J'ai peur, alors même que je suis persuadée de n'avoir aucune raison de me faire le moindre souci. Il s'agit d'Embry. Quoi qu'il découvre aujourd'hui, je suis certaine que rien ne changera. Et pourtant, il connaîtra tout mon passé, ce qui fait qu'il me connaîtra comme jamais personne auparavant. Mieux que James encore, lui dont j'avais oublié l'existence jusqu'à relecture de cette période de ma vie, la seule personne extérieure à ma famille à qui j'avais tout révélé.

Anxieusement, j'attends donc l'arrivée du quileute. Je ne lui ai rien dis de mes intentions pour ce soir mais, je crois qu'à ma voix au téléphone, il a compris que c'était important.

Je ne suis donc pas étonnée quand je l'entends frapper à la porte, si peu de temps après mon coup de fil. Je lui dis d'entrer et m'avance pour l'embrasser.

— Tout va bien, Aina ? me demande Embry en constatant l'air étrangement maussade sur mon visage.

— Viens, assieds-toi, lui proposé-je.

Une fois installés, je cherche mes mots.

— Embry, je t'ai souvent dit qu'il y avait plus à la Aina que tu vois aujourd'hui. Parce que je suis plus vieille que je ne le parais, et que j'ai vécu plus que ce qu'on pourrait penser.

Je marque une pause. Embry m'observe gravement, conscient que quelque chose se trame.

— Ce que je veux dire, c'est que je crois qu'il est temps que tu comprennes qui je suis vraiment, Embry, soufflé-je.

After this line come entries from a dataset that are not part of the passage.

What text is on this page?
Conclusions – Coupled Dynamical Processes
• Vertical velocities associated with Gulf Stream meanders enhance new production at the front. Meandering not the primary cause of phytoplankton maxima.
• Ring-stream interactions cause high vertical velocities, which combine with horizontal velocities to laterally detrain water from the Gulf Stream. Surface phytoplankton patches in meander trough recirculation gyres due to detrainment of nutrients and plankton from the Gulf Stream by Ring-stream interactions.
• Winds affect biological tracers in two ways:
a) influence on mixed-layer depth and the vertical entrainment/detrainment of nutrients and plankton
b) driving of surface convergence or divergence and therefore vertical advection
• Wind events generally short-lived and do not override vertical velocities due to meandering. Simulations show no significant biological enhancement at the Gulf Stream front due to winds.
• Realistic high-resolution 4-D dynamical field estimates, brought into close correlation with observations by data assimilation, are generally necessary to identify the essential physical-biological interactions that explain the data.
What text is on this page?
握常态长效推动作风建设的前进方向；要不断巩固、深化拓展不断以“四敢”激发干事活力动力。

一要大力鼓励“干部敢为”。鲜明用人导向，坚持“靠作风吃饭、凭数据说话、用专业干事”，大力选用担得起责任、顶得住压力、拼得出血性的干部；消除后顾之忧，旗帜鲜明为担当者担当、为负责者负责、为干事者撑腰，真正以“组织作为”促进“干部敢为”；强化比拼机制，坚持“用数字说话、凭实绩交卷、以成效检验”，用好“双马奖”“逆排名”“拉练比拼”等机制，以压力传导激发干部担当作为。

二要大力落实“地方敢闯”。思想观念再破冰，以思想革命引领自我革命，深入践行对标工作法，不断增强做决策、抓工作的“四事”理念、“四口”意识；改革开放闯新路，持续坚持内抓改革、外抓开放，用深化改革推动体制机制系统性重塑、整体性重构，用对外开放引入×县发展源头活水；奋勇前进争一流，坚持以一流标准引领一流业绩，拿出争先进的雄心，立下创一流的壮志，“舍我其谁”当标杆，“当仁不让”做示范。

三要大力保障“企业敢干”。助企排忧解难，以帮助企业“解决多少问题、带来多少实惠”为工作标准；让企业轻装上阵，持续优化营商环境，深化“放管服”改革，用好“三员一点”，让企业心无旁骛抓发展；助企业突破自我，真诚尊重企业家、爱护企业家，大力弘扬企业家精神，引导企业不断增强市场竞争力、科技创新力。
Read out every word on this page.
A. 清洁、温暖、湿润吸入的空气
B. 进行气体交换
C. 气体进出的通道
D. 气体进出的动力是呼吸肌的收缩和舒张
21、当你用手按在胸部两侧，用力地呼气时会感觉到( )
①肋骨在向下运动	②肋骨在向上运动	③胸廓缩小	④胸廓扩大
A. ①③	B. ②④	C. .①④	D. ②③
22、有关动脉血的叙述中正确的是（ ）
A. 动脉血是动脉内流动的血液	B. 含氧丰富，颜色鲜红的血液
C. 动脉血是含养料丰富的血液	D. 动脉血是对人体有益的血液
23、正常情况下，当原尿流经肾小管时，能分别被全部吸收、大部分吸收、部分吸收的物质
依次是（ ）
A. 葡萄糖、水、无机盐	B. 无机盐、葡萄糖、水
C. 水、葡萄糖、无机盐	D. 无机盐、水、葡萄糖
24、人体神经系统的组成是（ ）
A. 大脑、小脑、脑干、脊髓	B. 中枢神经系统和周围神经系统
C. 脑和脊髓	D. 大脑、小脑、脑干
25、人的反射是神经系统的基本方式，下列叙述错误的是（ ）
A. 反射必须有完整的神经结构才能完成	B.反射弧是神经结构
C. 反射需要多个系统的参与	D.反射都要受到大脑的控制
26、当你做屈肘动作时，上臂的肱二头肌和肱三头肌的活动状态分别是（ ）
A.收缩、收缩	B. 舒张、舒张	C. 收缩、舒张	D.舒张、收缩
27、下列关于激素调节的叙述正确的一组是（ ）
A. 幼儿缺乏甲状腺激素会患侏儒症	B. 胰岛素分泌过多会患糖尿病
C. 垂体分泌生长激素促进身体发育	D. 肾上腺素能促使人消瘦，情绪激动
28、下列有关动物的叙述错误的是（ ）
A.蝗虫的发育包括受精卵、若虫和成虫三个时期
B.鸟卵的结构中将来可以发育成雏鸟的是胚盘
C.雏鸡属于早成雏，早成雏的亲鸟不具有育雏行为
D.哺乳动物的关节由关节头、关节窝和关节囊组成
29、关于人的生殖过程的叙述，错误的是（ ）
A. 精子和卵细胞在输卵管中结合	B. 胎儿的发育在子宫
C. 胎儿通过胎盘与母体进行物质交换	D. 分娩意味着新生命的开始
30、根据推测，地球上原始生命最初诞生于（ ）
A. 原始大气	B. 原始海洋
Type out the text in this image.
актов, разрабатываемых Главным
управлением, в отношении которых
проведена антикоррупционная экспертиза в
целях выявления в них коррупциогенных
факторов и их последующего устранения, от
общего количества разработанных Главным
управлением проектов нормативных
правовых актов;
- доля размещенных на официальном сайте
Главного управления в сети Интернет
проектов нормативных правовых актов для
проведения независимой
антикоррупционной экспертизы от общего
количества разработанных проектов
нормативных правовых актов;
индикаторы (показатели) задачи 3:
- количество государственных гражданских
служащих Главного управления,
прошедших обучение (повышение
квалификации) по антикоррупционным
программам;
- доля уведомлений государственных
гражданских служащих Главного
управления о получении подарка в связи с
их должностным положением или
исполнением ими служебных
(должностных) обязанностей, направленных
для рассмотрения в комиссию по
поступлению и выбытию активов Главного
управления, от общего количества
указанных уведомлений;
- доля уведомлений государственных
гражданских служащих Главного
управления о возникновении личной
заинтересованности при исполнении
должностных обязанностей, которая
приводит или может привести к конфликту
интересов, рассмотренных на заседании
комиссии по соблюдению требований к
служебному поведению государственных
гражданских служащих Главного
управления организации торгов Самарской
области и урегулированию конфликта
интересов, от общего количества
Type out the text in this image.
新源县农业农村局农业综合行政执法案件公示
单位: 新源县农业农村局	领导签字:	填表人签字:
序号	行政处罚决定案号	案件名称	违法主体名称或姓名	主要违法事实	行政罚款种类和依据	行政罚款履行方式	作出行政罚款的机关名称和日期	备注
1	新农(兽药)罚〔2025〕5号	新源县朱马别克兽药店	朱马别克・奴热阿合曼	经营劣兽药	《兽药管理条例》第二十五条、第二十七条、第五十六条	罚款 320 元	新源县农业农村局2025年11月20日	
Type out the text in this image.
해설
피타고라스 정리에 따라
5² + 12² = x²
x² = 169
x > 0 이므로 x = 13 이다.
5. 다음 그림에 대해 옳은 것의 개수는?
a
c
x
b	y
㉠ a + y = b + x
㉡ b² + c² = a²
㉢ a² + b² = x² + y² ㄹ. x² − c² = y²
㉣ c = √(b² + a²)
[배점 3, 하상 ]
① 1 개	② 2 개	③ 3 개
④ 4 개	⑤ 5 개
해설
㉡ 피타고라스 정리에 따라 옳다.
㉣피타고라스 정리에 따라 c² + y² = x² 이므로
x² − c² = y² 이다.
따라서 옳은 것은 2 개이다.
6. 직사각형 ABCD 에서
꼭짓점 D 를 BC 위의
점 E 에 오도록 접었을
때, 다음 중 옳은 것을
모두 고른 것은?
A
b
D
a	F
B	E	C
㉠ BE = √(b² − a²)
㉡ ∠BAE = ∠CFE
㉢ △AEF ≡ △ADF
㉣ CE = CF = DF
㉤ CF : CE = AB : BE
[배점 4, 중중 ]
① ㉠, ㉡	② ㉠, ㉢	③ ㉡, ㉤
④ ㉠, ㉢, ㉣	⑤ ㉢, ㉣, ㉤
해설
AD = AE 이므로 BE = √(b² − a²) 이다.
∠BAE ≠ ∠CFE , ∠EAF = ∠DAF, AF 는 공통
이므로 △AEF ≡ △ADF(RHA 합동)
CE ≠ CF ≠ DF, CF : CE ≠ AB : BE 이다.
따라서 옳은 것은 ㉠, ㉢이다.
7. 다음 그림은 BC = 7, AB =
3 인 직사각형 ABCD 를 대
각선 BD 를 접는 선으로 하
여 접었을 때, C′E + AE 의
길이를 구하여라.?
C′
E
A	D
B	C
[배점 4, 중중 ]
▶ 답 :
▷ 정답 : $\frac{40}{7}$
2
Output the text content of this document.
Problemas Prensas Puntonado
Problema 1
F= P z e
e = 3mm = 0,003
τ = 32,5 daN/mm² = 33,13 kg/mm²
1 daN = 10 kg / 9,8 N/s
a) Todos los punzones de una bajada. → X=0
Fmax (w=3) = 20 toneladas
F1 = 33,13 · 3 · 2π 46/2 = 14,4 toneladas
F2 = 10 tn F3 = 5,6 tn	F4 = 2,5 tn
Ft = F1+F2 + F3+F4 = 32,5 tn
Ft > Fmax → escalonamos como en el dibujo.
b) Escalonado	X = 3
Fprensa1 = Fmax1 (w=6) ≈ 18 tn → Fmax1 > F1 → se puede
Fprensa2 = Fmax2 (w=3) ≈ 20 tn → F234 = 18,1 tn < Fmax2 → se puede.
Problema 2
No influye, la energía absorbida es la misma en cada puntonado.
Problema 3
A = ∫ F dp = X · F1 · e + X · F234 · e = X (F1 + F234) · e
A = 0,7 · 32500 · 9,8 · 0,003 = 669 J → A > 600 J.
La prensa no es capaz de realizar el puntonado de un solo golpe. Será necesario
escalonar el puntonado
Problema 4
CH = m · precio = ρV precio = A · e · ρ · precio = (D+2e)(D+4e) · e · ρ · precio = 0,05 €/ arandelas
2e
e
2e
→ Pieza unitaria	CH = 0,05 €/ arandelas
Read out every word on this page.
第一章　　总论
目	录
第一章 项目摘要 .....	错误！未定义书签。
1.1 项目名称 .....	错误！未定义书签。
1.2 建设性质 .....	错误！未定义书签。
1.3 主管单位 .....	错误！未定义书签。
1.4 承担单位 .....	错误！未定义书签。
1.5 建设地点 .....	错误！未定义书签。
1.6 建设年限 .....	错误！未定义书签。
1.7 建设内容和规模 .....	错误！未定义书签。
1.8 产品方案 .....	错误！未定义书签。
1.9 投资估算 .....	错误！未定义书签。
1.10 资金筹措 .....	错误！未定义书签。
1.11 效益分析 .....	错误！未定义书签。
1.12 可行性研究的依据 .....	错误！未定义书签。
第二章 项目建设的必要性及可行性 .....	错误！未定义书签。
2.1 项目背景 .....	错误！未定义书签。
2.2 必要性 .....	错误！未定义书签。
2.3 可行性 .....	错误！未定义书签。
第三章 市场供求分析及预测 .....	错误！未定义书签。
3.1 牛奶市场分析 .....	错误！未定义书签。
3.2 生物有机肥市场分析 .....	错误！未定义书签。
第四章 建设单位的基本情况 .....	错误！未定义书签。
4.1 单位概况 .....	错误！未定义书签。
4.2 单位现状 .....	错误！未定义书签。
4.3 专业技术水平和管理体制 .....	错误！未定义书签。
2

Celle que tu connais, ce n'est qu'une partie de moi. De bien des façons, j'ai eu plusieurs vies. Tu en sais déjà un peu sur mon passé, mais pourtant si peu. Il te reste tant à apprendre sur moi. Sur la totalité de qui je suis.

Je cherche avec hésitation les prunelles d'Embry. J'y lis beaucoup de compréhension.

— Je ne demande que ça, Aina, me répond-t-il. Te connaître toi, toute entière.

— Alors il n'y a qu'une seule façon de le faire.

Sous ses yeux intrigués, je m'éclipse du séjour. Arrivée dans ma chambre, j'hésite un instant devant la boîte qui renferme mes précieux carnets, ces extensions de ma mémoire fragile, ces bouts de moi. Suis-je vraiment prête à les partager avec quelqu'un ? avec Embry ?

Au fond de moi, je sais que oui.

Je me saisis du premier carnet, celui à la plus vieille reliure, celui qui contient le début de mon histoire, la plus lointaine donc j'ai connaissance. Mes origines. Puis, maintenant sûre de moi, je repose le carnet avec les autres.

Je retrouve ensuite Embry dans le salon. Il attend patiemment. Je pose à côté de lui la boîte puis lui tends doucement le premier carnet dont il se saisit avec précaution, conscient de sa préciosité. Il m'interroge du regard et j'inspire profondément.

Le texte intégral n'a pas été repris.